No decorrer dos anos 20, do século passado, surgiu em Fortaleza um misterioso bode que tomou conta da cidade e logo se tornou popular entre os noctívagos e boêmios. Foi batizado de Ioiô. Contemporâneo do "bodinho da dona Libânia" e, obviamente, com as mesmas características, guardava, contudo, duas diferenças essenciais no seu DNA: a ausência do furor erótico e ser um feliz e distinto celibatário. Consta que chegou a Fortaleza, acompanhando os retirantes que fugiam da fome e da seca do quinze, e foi adquirido por um abastado fortalezense de nome José Porto que residia na Praia de Iracema.

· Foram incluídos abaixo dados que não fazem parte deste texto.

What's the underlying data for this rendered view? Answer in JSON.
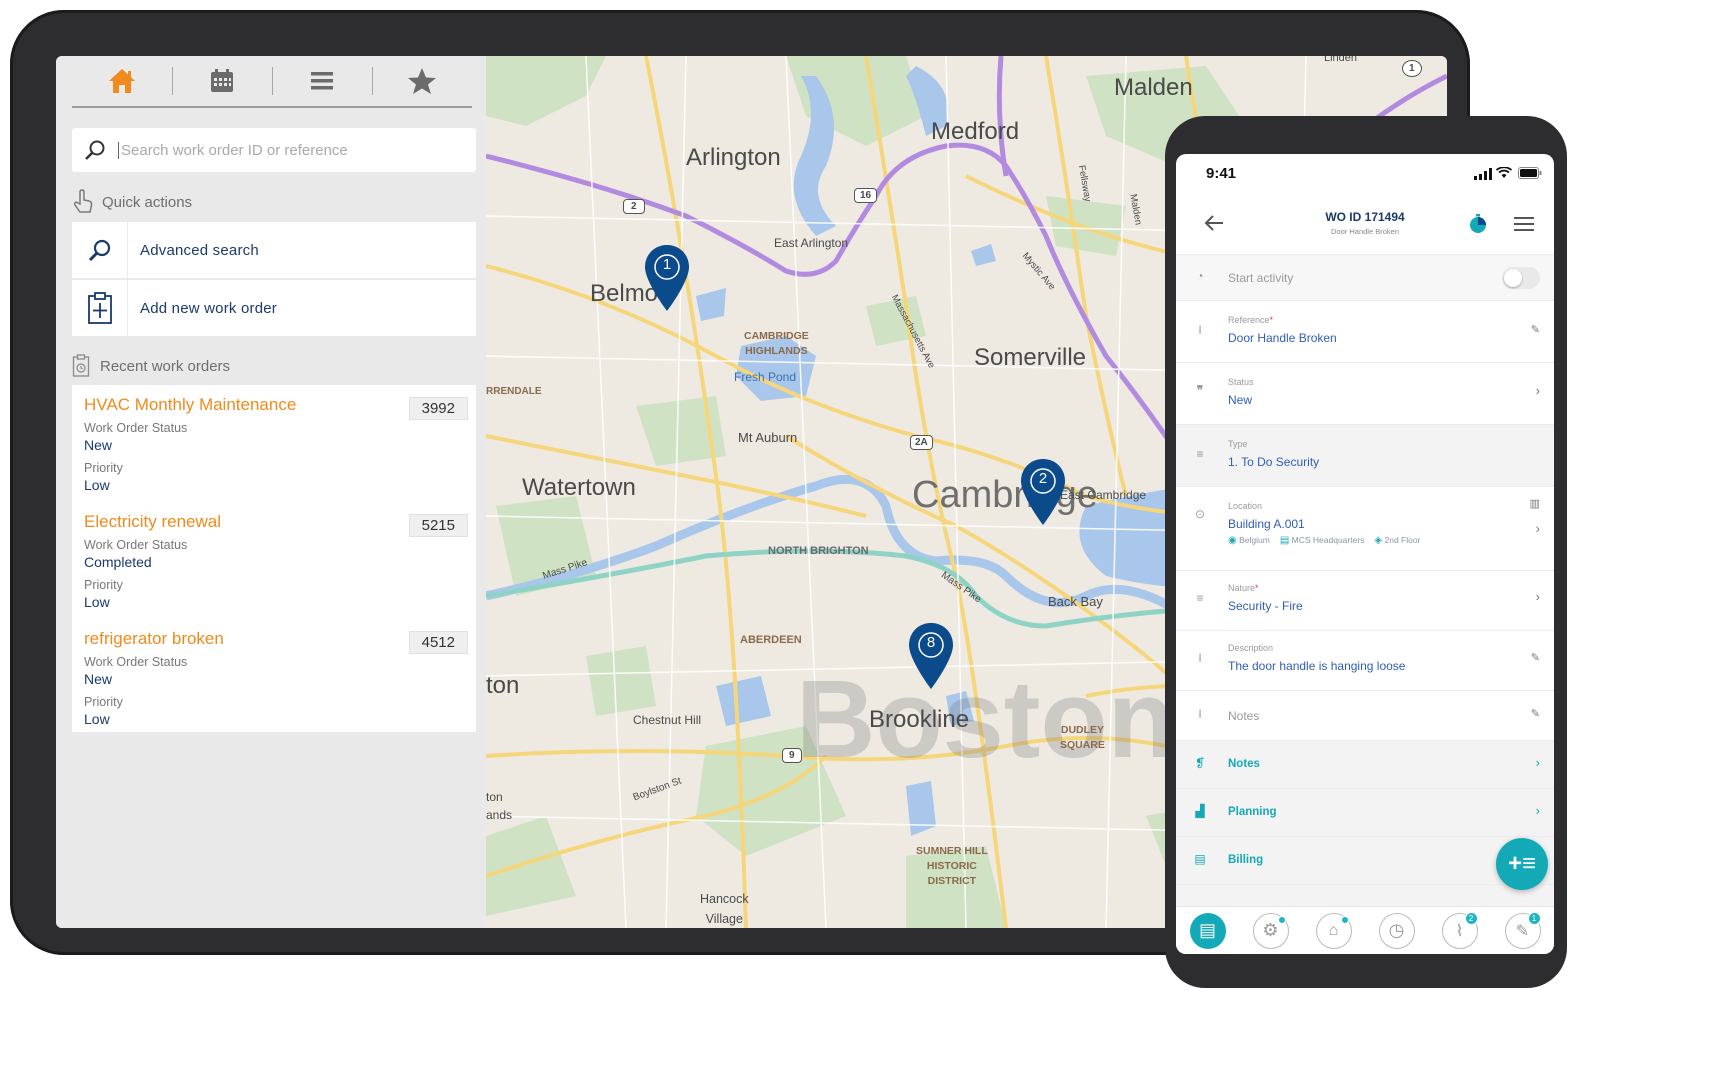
{
  "tablet": {
    "nav": {
      "home_icon": "home-icon",
      "calendar_icon": "calendar-icon",
      "menu_icon": "hamburger-icon",
      "favorites_icon": "star-icon",
      "accent": "#f08a1c"
    },
    "search": {
      "placeholder": "Search work order ID or reference"
    },
    "quick_actions": {
      "title": "Quick actions",
      "items": [
        {
          "label": "Advanced search",
          "icon": "search-icon"
        },
        {
          "label": "Add new work order",
          "icon": "clipboard-plus-icon"
        }
      ]
    },
    "recent": {
      "title": "Recent work orders",
      "status_label": "Work Order Status",
      "priority_label": "Priority",
      "items": [
        {
          "title": "HVAC Monthly Maintenance",
          "id": "3992",
          "status": "New",
          "priority": "Low"
        },
        {
          "title": "Electricity renewal",
          "id": "5215",
          "status": "Completed",
          "priority": "Low"
        },
        {
          "title": "refrigerator broken",
          "id": "4512",
          "status": "New",
          "priority": "Low"
        }
      ]
    },
    "map": {
      "labels": {
        "malden": "Malden",
        "medford": "Medford",
        "arlington": "Arlington",
        "east_arlington": "East Arlington",
        "belmont": "Belmo",
        "cambridge_highlands": "CAMBRIDGE\nHIGHLANDS",
        "fresh_pond": "Fresh Pond",
        "somerville": "Somerville",
        "mt_auburn": "Mt Auburn",
        "watertown": "Watertown",
        "cambridge": "Cambridge",
        "east_cambridge": "East Cambridge",
        "north_brighton": "NORTH BRIGHTON",
        "mass_pike": "Mass Pike",
        "mass_pike2": "Mass Pike",
        "back_bay": "Back Bay",
        "aberdeen": "ABERDEEN",
        "brookline": "Brookline",
        "boston": "Boston",
        "chestnut_hill": "Chestnut Hill",
        "dudley": "DUDLEY\nSQUARE",
        "boylston": "Boylston St",
        "sumner": "SUMNER HILL\nHISTORIC\nDISTRICT",
        "hancock": "Hancock\nVillage",
        "newton": "ton",
        "riverdale": "RRENDALE",
        "massachusetts_ave": "Massachusetts Ave",
        "mystic_ave": "Mystic Ave",
        "fellsway": "Fellsway",
        "malden_road": "Malden",
        "linden": "Linden",
        "lands": "ands",
        "newton2": "ton"
      },
      "route_badges": [
        "2",
        "16",
        "2A",
        "9",
        "1"
      ],
      "pins": [
        {
          "number": "1"
        },
        {
          "number": "2"
        },
        {
          "number": "8"
        }
      ],
      "pin_color": "#0b4a8b"
    }
  },
  "phone": {
    "time": "9:41",
    "header": {
      "title": "WO ID 171494",
      "subtitle": "Door Handle Broken"
    },
    "start_activity": "Start activity",
    "fields": {
      "reference": {
        "label": "Reference",
        "value": "Door Handle Broken"
      },
      "status": {
        "label": "Status",
        "value": "New"
      },
      "type": {
        "label": "Type",
        "value": "1. To Do Security"
      },
      "location": {
        "label": "Location",
        "value": "Building A.001",
        "crumbs": [
          "Belgium",
          "MCS Headquarters",
          "2nd Floor"
        ]
      },
      "nature": {
        "label": "Nature",
        "value": "Security - Fire"
      },
      "description": {
        "label": "Description",
        "value": "The door handle is hanging loose"
      },
      "notes_field": {
        "label": "Notes"
      }
    },
    "sections": {
      "notes": "Notes",
      "planning": "Planning",
      "billing": "Billing"
    },
    "bottom_nav": {
      "badge_attach": "2",
      "badge_edit": "1"
    },
    "accent": "#14a9b6"
  }
}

Diariamente, o bode saltava a cerca de sua moradia e se dirigia à Praça do Ferreira, onde passou a fazer ponto, ganhando a amizade dos inúmeros boêmios que ali também frequentavam. O caprino adorava cachaça e não dispensava um bom tira-gosto. Perambulava pelas ruas centrais e era querido dos poetas, escritores e seresteiros que festejavam o amor, as mulheres e as noites de lua cheia. Chegou a participar de atos públicos e consta que cortou a fita inaugural do Cine Moderno. Dizem que frequentava o Theatro José de Alencar, a Câmara Municipal e até passeava de bonde. Das inúmeras estórias que contam de sua vida, há a do proprietário de um bar que, incomodado com a presença do bode no interior de seu estabelecimento, propôs à roda dos boêmios e fregueses fazer um churrasco do bode.
A resposta dos boêmios foi surpreendente: - como "assassinar um "companheiro" de boemia e churrasquear sua carne? Ali ninguém era antropófago". E abandonaram o local para sempre. O extraordinário caprino faleceu em 1935, e a cidade chorou de emoção ao bode muito querido que até fora eleito vereador. Seu corpo foi empalhado e ainda hoje é destaque no Museu do Ceará. Sua vida foi contada no filme inacabado "Um bode chamado Ioiô", cujo enredo relata a deposição do governador Nogueira Accióly. O historiador Raimundo Girão disse que "o bode Ioiô era um cidadão como outro qualquer". Inegavelmente, o bode Ioiô foi o primeiro "sem teto" da Praça do Ferreira e, por isso, podemos considerá-lo "o patrono dos sem teto" desta querida praça.